Here is a simpler example of this kind:

solve({ a + b = 1, a > 0, b > 1, c > 0 }, {a,b,c});

output: {a = -b+1, b = b, c = c}

The inconsistency of inequalities is non-obvious since it arises when the equation is taken into account.

Oddly enough, dropping the irrelevant inequality $c>0$ causes Maple to give correct answer: no solutions.
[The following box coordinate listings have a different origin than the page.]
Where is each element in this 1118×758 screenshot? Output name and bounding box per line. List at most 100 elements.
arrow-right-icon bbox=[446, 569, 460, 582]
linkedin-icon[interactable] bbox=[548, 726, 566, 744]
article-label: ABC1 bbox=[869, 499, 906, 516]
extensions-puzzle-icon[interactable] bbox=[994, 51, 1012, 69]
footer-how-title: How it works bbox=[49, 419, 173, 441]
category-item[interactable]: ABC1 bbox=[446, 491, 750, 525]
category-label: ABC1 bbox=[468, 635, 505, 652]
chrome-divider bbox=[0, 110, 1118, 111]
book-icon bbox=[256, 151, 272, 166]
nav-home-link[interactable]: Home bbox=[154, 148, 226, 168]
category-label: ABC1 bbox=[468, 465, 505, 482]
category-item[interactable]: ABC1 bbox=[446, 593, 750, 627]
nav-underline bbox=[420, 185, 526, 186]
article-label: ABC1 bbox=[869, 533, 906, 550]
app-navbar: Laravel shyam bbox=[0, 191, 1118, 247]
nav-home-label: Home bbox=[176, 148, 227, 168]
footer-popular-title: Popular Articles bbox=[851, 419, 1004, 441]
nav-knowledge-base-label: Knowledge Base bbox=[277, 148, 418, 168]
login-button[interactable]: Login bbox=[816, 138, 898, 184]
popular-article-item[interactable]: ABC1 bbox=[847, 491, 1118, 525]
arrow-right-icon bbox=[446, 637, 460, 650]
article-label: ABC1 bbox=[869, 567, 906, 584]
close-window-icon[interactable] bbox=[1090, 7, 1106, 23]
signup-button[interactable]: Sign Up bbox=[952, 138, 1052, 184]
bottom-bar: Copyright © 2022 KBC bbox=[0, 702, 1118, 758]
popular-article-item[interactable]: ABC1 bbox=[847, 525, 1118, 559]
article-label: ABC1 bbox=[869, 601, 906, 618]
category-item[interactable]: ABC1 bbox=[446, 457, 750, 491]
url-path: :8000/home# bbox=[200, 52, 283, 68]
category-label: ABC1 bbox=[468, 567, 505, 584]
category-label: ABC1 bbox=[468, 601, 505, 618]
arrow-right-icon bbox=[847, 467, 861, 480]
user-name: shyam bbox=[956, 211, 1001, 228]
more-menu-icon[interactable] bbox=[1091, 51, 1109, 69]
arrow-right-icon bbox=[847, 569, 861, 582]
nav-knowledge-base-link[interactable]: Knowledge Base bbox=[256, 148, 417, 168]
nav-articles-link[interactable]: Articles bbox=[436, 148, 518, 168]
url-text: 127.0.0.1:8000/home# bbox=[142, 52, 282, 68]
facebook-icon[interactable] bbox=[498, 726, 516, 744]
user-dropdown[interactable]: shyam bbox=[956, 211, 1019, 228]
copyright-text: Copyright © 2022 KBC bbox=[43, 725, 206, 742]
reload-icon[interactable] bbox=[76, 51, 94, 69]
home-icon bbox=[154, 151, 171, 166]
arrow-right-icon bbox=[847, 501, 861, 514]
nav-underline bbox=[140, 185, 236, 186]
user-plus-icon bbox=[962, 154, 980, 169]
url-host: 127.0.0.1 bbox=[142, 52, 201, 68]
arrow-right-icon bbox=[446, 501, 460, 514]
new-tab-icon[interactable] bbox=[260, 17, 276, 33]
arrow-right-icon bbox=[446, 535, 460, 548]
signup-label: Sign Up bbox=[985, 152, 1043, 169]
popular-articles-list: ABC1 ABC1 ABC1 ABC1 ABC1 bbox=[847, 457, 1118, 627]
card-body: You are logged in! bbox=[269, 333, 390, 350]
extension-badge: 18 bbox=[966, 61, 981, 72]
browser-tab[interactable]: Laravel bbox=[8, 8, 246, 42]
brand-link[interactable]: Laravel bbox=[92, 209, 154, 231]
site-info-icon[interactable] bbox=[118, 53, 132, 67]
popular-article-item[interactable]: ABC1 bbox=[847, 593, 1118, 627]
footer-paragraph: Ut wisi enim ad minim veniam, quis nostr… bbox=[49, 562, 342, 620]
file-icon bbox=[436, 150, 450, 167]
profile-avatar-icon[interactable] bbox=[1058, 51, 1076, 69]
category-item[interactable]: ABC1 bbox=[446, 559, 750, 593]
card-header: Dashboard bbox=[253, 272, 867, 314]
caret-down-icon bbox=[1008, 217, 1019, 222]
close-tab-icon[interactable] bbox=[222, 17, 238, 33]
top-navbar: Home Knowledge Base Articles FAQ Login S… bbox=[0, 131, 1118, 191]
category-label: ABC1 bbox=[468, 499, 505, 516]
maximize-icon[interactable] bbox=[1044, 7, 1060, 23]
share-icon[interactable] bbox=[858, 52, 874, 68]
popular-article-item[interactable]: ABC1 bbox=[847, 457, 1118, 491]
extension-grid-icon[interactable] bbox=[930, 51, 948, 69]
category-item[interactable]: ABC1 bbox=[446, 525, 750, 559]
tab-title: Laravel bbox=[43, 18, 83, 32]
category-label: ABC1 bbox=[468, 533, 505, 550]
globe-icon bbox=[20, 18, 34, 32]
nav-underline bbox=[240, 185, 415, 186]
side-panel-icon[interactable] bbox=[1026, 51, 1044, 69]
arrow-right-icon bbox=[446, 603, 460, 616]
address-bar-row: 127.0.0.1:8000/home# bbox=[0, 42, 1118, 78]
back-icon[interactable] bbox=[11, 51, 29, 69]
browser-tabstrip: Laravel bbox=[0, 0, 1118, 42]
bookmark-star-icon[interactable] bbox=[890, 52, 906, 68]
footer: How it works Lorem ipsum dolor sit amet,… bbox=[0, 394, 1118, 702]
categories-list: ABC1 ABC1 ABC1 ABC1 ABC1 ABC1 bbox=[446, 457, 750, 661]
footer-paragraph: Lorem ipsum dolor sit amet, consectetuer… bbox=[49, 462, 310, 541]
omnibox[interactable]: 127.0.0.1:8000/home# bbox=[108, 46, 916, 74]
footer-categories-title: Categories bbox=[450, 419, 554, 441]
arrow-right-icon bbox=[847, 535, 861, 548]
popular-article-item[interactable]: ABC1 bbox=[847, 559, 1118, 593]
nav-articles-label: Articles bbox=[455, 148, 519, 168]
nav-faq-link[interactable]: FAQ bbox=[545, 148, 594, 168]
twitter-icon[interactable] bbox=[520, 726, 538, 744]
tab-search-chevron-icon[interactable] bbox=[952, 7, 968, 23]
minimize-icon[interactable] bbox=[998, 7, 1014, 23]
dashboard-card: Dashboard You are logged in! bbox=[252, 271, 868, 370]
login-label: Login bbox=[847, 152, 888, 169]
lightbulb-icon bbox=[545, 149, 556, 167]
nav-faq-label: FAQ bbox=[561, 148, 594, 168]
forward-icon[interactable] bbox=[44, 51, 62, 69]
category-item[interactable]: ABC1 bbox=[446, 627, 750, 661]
solve({a+b = 1, a>0, b>1}, {a,b,c});

output: nothing 

Definitely a bug.

1

In 16.01 on 64bit Linux on an Intel i5, after about 5 minutes,

SolveTools:-SemiAlgebraic({f1+f2 = 5, f3+f4 = 11/2,
                           0 <f1, 0 < f2, 0 < f3, 0 < f4,
                           6 < f2+f3, 6 < f2+f4,
                           7 < f1+f4, 8 < f1+f3},
                           [f1,f2,f3,f4]);

                         []

which, with [] as output, means no solutions.

More quickly,

SolveTools:-SemiAlgebraic({ a + b = 1, a > 0, b > 1, c > 0 }, {a,b,c});

                                   []

However, the computation time grows quickly with problem size, for this approach.

The solve command is using an older, faster, and buggier algorithm here.